Récupération du véhicule sous-marin autonome MBARI

Le véhicule sous-marin autonome (AUV) du MBARI est récupéré après avoir terminé avec succès une mission de cartographie du fond marin dans l’océan Arctique. Le véhicule télécommandé (ROV, au premier plan) est utilisé pour effectuer des relevés visuels des fonds marins nouvellement cartographiés. Crédit : Charlie Paull 2016 MBARI

Alors que la dégradation du pergélisol arctique terrestre est attribuée en partie à l’augmentation de la température annuelle moyenne due au changement climatique provoqué par l’homme, les changements que l’équipe de recherche a documentés sur le plancher océanique associés au pergélisol sous-marin découlent de changements climatiques beaucoup plus anciens et plus lents liés à notre sortie de la dernière période glaciaire. Des changements similaires semblent se produire le long de la bordure maritime de l’ancien pergélisol depuis des milliers d’années.

“Il n’y a pas beaucoup de données à long terme sur la température du plancher océanique dans cette région, mais les données dont nous disposons ne montrent pas de tendance au réchauffement. Les changements de terrain du plancher océanique sont plutôt dus à la chaleur transportée par les systèmes d’eau souterraine qui se déplacent lentement”, explique Paull.

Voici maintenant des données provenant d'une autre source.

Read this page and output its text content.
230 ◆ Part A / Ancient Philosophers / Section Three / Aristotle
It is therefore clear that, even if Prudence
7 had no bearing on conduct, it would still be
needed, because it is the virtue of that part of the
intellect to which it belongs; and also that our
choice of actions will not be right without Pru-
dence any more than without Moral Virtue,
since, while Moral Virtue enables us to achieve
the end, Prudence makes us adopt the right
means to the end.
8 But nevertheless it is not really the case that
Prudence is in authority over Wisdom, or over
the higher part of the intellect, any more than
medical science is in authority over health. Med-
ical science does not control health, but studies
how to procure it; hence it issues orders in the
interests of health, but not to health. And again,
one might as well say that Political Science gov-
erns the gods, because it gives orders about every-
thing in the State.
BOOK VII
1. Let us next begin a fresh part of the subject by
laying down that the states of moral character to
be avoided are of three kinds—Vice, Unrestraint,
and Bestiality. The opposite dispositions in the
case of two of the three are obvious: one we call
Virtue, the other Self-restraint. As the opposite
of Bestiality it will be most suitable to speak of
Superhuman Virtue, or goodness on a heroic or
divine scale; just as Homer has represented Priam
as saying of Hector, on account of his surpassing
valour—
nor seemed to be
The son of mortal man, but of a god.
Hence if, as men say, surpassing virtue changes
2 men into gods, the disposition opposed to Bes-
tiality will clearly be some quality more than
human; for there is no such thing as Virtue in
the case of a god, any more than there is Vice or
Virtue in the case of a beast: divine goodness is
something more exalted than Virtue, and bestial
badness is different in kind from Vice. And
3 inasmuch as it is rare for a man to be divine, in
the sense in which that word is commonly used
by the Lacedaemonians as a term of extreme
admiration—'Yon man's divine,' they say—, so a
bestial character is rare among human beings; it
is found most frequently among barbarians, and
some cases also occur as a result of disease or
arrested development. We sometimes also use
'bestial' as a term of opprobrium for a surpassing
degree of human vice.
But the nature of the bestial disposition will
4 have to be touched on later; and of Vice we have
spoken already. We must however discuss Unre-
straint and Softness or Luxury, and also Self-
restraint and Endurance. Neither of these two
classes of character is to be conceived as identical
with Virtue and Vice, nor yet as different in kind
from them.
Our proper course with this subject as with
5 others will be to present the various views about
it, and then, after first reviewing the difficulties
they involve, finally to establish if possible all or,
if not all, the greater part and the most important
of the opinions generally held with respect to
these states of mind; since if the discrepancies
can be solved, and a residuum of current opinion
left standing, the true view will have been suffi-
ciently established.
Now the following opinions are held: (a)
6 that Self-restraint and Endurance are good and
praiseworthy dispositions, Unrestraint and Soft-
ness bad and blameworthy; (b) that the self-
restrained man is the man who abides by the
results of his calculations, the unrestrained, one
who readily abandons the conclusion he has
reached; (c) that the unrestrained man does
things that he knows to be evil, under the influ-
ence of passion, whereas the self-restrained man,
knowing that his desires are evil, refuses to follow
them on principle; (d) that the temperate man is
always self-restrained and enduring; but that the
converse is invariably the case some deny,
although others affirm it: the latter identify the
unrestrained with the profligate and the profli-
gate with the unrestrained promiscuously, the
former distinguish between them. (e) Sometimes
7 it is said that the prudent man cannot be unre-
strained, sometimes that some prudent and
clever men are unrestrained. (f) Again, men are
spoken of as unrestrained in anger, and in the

“Cette recherche a été rendue possible grâce à une collaboration internationale au cours de la dernière décennie qui a permis d’accéder à des plateformes de recherche marine modernes telles que la technologie robotique autonome du MBARI et les brise-glaces exploités par la Garde côtière canadienne et l’Institut coréen de recherche polaire”, a déclaré Scott Dallimore, chercheur scientifique à la Commission géologique du Canada, Ressources naturelles Canada, qui a dirigé l’étude avec Paull. “Le gouvernement du Canada et le peuple inuvialuit qui vit sur la côte de la mer de Beaufort accordent une grande importance à cette recherche, car les processus complexes décrits ont des répercussions sur l’évaluation des géorisques, la création d’un habitat marin unique et notre compréhension des processus biogéochimiques.”

Contexte

La mer de Beaufort canadienne, une région éloignée de l’Arctique, n’est devenue que récemment accessible aux scientifiques, le changement climatique entraînant le retrait de la glace de mer.

Depuis 2003, le MBARI fait partie d’une collaboration internationale pour étudier le plancher océanique de la mer de Beaufort canadienne avec la Commission géologique du Canada, le ministère des Pêches et des Océans du Canada et, depuis 2013, avec l’Institut coréen de recherche polaire.

Le MBARI a utilisé des véhicules sous-marins autonomes (AUV) et des sonars de navires pour cartographier la bathymétrie des fonds marins jusqu’à une résolution d’une grille carrée d’un mètre de côté, soit à peu près la taille d’une table de dîner.

Paull et l’équipe de chercheurs retourneront dans l’Arctique cet été à bord du R/V Araonun brise-glace coréen. Ce voyage avec les collaborateurs canadiens et coréens de longue date du MBARI, ainsi que l’ajout du Laboratoire de recherche navale des États-Unis, permettra d’affiner notre compréhension de la décomposition du pergélisol sous-marin.

Deux des AUV du MBARI cartographieront la région de l’océan Indien.Le MiniROV du MBARI, un véhicule portable télécommandé, permettra de poursuivre l’exploration et l’échantillonnage en complément des études cartographiques.

Référence : “Rapid seafloor changes associated with the degradation of Arctic submarine permafrost” 14 mars 2022, Actes de l’Académie nationale des sciences.
DOI : 10.1073/pnas.2119105119

Ce travail a bénéficié du soutien de la Fondation David et Lucile Packard, de la Commission géologique du Canada, de Pêches et Océans Canada et du ministère coréen des Océans et des Pêches (subvention KIMST n° 1525011795).

A propos du MBARI

MBARI (Monterey Bay Aquarium Research Institute) est un centre de recherche océanographique privé à but non lucratif, fondé par David Packard en 1987. La mission du MBARI est de faire progresser les sciences et technologies marines pour comprendre un océan en mutation.